I'm a big fan of the blame game and I'm quite good at it (which is not a good thing) because I can lay blame on someone else faster than you can say whodunit.  I hate guilt and people trying to manipulate me through guilt, so I pretty much don't do it.  It's a wasted emotion that robs people of their lives.  Right now, though, I am really having trouble figuring out who to point the finger at.  I will, literally, stand in the middle of my room and say out loud, "Who do I blame for this?"  Do I blame God?  God is sovereign and I both trust in that sovereignty and question it, since He chose to allow Brandon's death, when He could've snatched him right from death, again.  Do I blame my parents for bringing me into this world and passing down such a painful legacy?  Do I blame my husband for parenting differently than I did?  Maybe this is God's way of making sure we don't pass on anymore sickness.  And, OMG what if He makes sure with my daughter and she has to suffer the same you think if we make sure she has all girls she will be immune?  Ultimately, my finger pointing stops here.  Why didn't I see the potential for tragedy and just say no to children...why didn't I pray harder, longer...why didn't I learn to parent better...why didn't I keep him in church more...why did I not make of his life the best day of his life?  If I had been the perfect mom, I'm sure this would hurt a lot less.

Before you start looking up the numbers to refer me to the mental hospital, let me assure you that this is all part of how I am trying to work this out.  I do feel awful.  In knowing that I have ZERO control in this life, when it comes down to it, I still feel that I could've done something, even just changing the direction of one step, to keep my boy with me.  I want him back so badly and wondering how I could've possibly kept him here, is something that keeps haunting me.

While I blame, I also comfort.  Many emotions are fighting to be front and center in my mind right now.  I blame myself and, in the same breath, try to remind myself that Brandon left a huge mark in this world.  I am not being punished.  Really, really wonderful people have also lost children.  My guess is that most people who have lost children are probably pretty wonderful.  I truly have no idea what Brandon was saved from in dying young.  I fought for him, really and truly fought for him, since I found out I was pregnant with him.  I loved him the best way I could, with every ounce of my being, which brings me back to blame because maybe it wasn't enough, but then I go back to getting over myself and say, it was the best I had with what I have.

Tonight, a boy at church called out, "Mom."  I turned.  I scolded myself for turning towards a boy's voice and then started crying because I'll never, in this lifetime, have a son to call me Mom.  I will end with what I read, immediately after that's from a new book by Dr. Daniel Brown, called Embracing Grace. 

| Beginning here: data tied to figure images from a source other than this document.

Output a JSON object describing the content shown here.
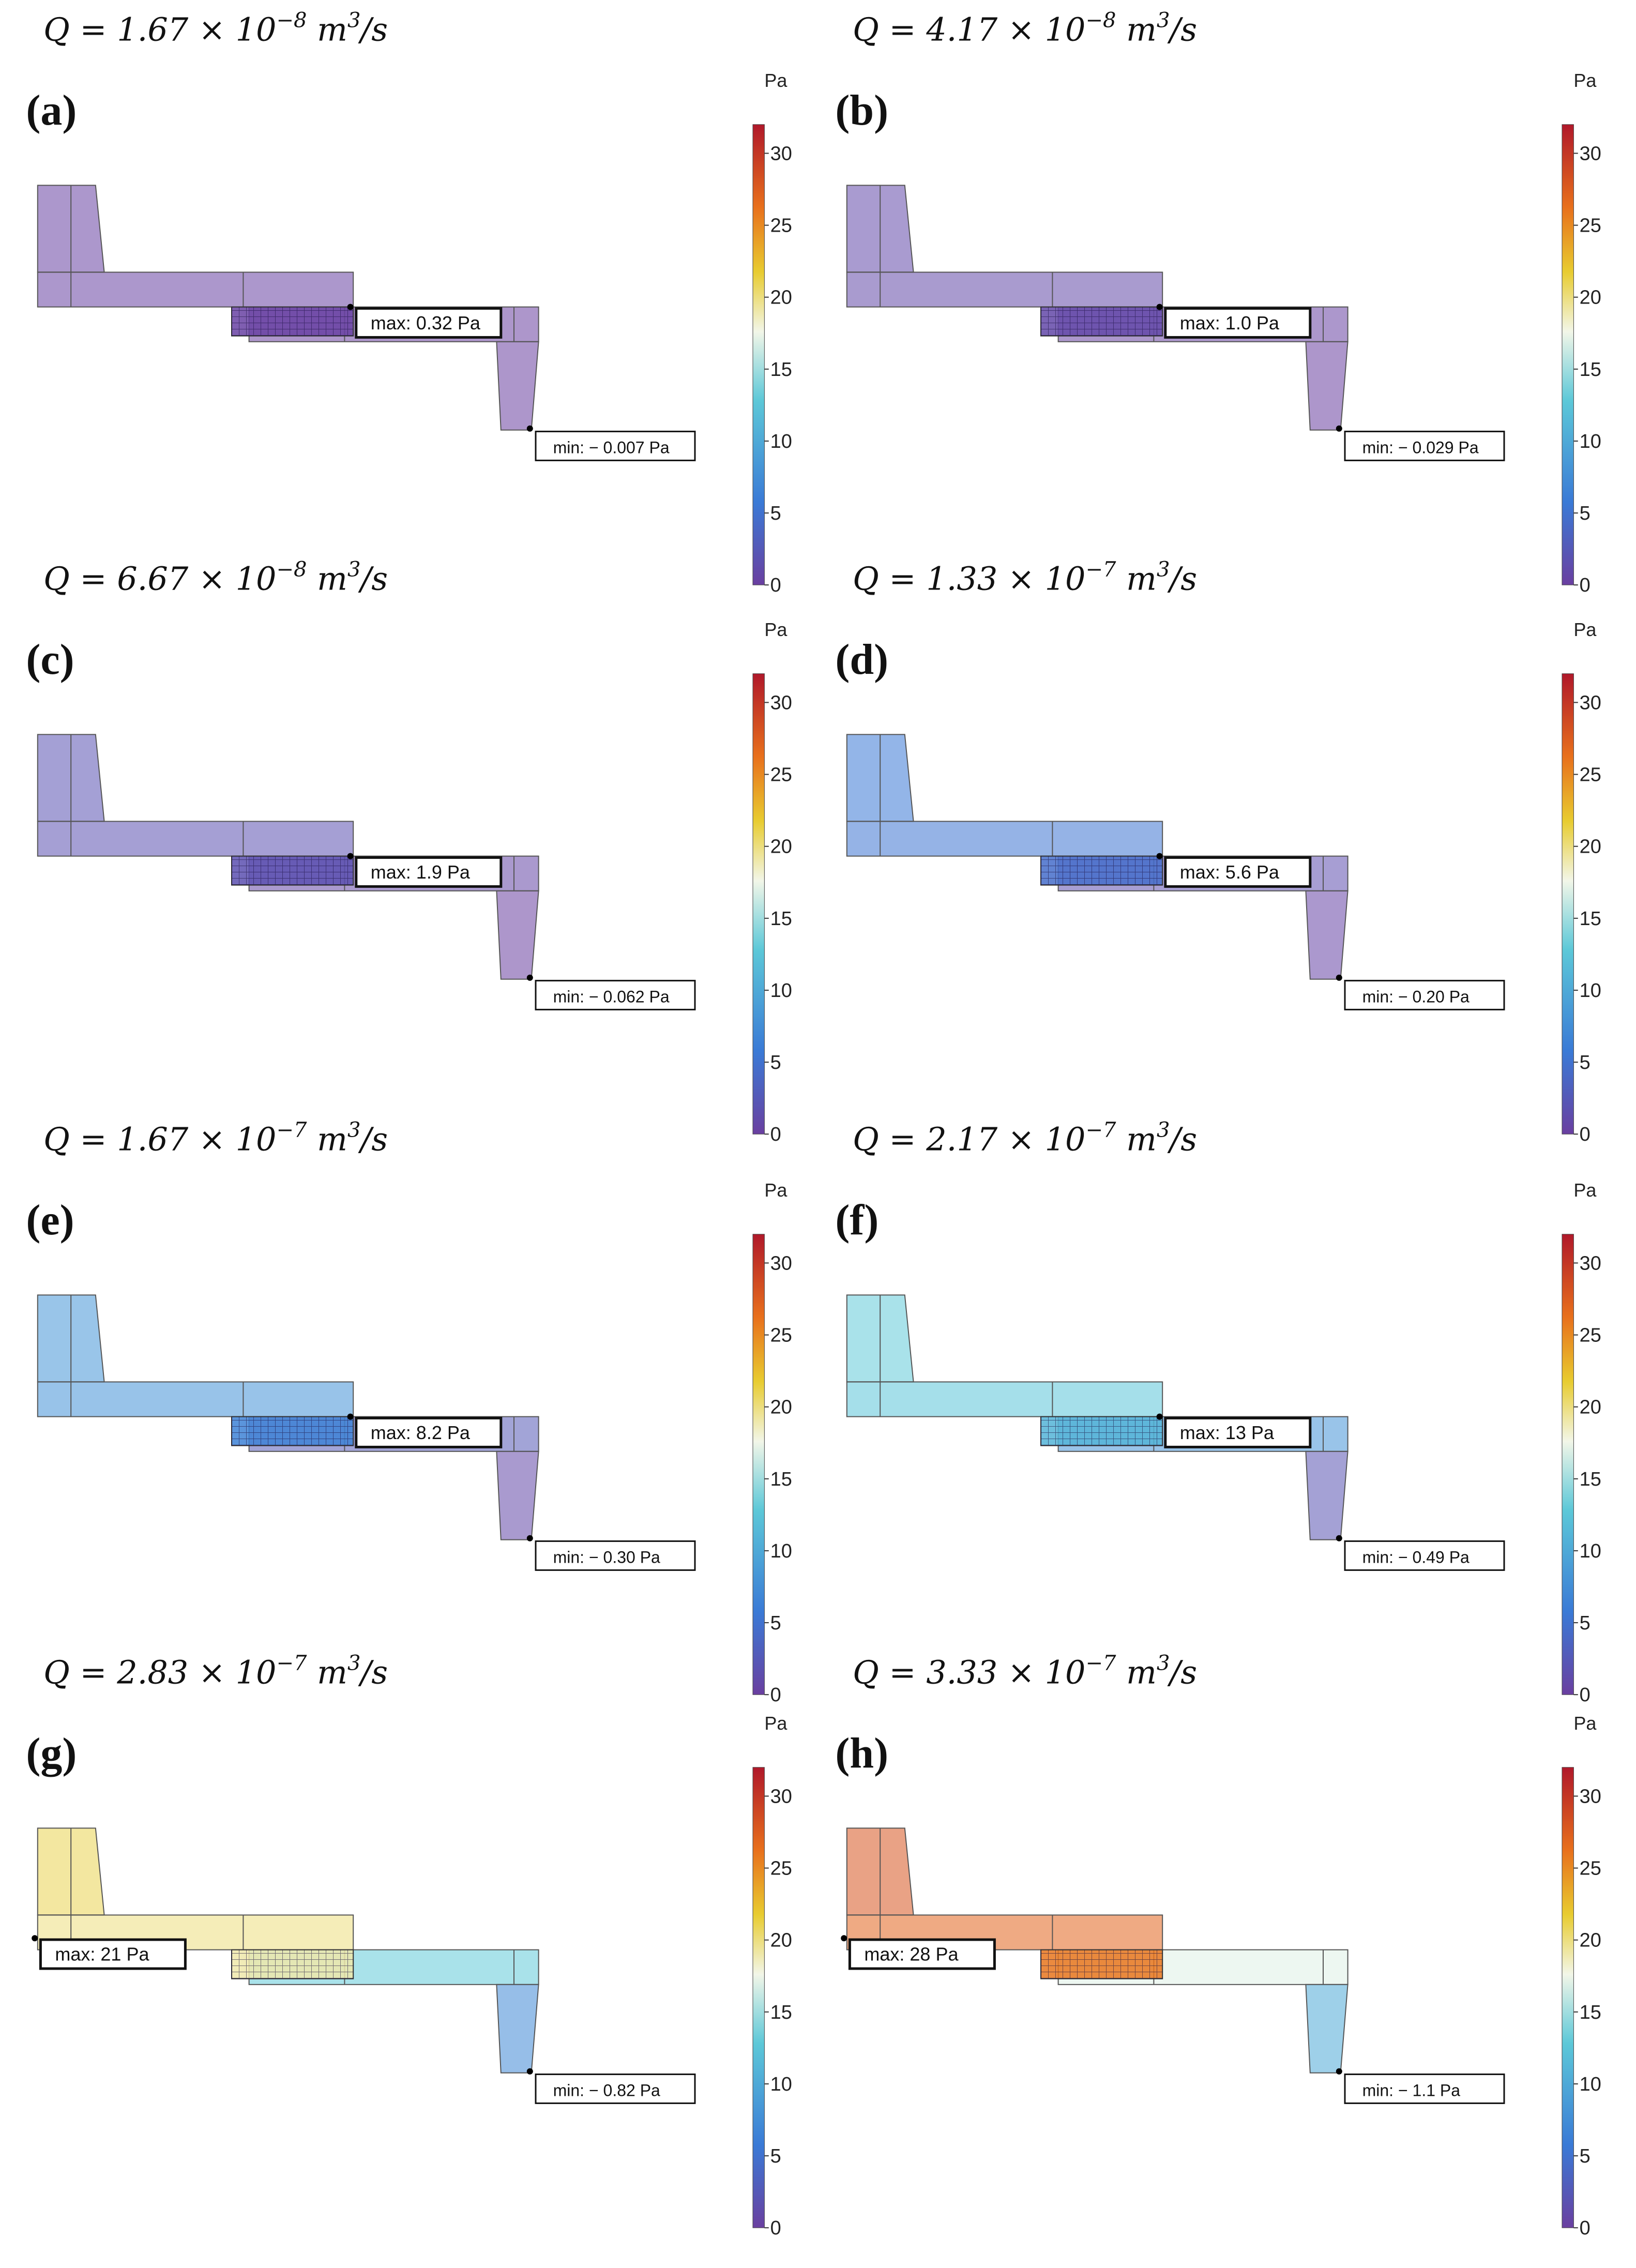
{
  "figure": {
    "colorbar": {
      "unit": "Pa",
      "ticks": [
        "0",
        "5",
        "10",
        "15",
        "20",
        "25",
        "30"
      ],
      "range": [
        0,
        32
      ]
    },
    "colors": {
      "purple": "#6a3fa0",
      "blue": "#3a7ad6",
      "cyan": "#5cc8d8",
      "pale": "#f2f6e8",
      "yellow": "#e8cc30",
      "orange": "#e8701c",
      "red": "#b0182a"
    },
    "panels": [
      {
        "label": "(a)",
        "q": {
          "mant": "1.67",
          "exp": "−8"
        },
        "max_label": "max: 0.32 Pa",
        "min_label": "min: − 0.007 Pa",
        "values": {
          "inlet": 0.32,
          "upper": 0.3,
          "mesh": 0.3,
          "lower": 0.1,
          "outlet": 0.0
        }
      },
      {
        "label": "(b)",
        "q": {
          "mant": "4.17",
          "exp": "−8"
        },
        "max_label": "max: 1.0 Pa",
        "min_label": "min: − 0.029 Pa",
        "values": {
          "inlet": 1.0,
          "upper": 0.9,
          "mesh": 0.9,
          "lower": 0.3,
          "outlet": 0.0
        }
      },
      {
        "label": "(c)",
        "q": {
          "mant": "6.67",
          "exp": "−8"
        },
        "max_label": "max: 1.9 Pa",
        "min_label": "min: − 0.062 Pa",
        "values": {
          "inlet": 1.9,
          "upper": 1.8,
          "mesh": 1.7,
          "lower": 0.6,
          "outlet": 0.0
        }
      },
      {
        "label": "(d)",
        "q": {
          "mant": "1.33",
          "exp": "−7"
        },
        "max_label": "max: 5.6 Pa",
        "min_label": "min: − 0.20 Pa",
        "values": {
          "inlet": 5.6,
          "upper": 5.3,
          "mesh": 4.5,
          "lower": 1.5,
          "outlet": 0.5
        }
      },
      {
        "label": "(e)",
        "q": {
          "mant": "1.67",
          "exp": "−7"
        },
        "max_label": "max: 8.2 Pa",
        "min_label": "min: − 0.30 Pa",
        "values": {
          "inlet": 8.2,
          "upper": 7.8,
          "mesh": 6.5,
          "lower": 2.5,
          "outlet": 0.8
        }
      },
      {
        "label": "(f)",
        "q": {
          "mant": "2.17",
          "exp": "−7"
        },
        "max_label": "max: 13 Pa",
        "min_label": "min: − 0.49 Pa",
        "values": {
          "inlet": 13,
          "upper": 12.5,
          "mesh": 11,
          "lower": 8,
          "outlet": 2
        }
      },
      {
        "label": "(g)",
        "q": {
          "mant": "2.83",
          "exp": "−7"
        },
        "max_label": "max: 21 Pa",
        "min_label": "min: − 0.82 Pa",
        "values": {
          "inlet": 21,
          "upper": 20,
          "mesh": 19,
          "lower": 13,
          "outlet": 7
        }
      },
      {
        "label": "(h)",
        "q": {
          "mant": "3.33",
          "exp": "−7"
        },
        "max_label": "max: 28 Pa",
        "min_label": "min: − 1.1 Pa",
        "values": {
          "inlet": 28,
          "upper": 27,
          "mesh": 26,
          "lower": 17,
          "outlet": 10
        }
      }
    ]
  }
}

Guiltiness gnaws at all of us.  We worry that our specific wrongdoing has crossed an invisible line beyond the limits of grace.  Plus we labor under a vague sense that we haven't done enough, prayed enough, or been good enough to be worthy of God.  This biblically rich, highly accessible message offers you sturdy truths to silence condemnation and self-reproach.

And that's just it.  Deep down, I know the truth and I know that I neither earned my son or lost him because I wasn't worthy.  Right now, it doesn't stop me from begging for another chance to do better by Brandon, be a better mom, a better person, but I'm sure I'll eventually stop playing this game and accept what has been given to us all.  Grace.  I am generous with it.  For you.  For me....not so much...but I bet I'm about to learn some things I never knew about it and it's probably just in time.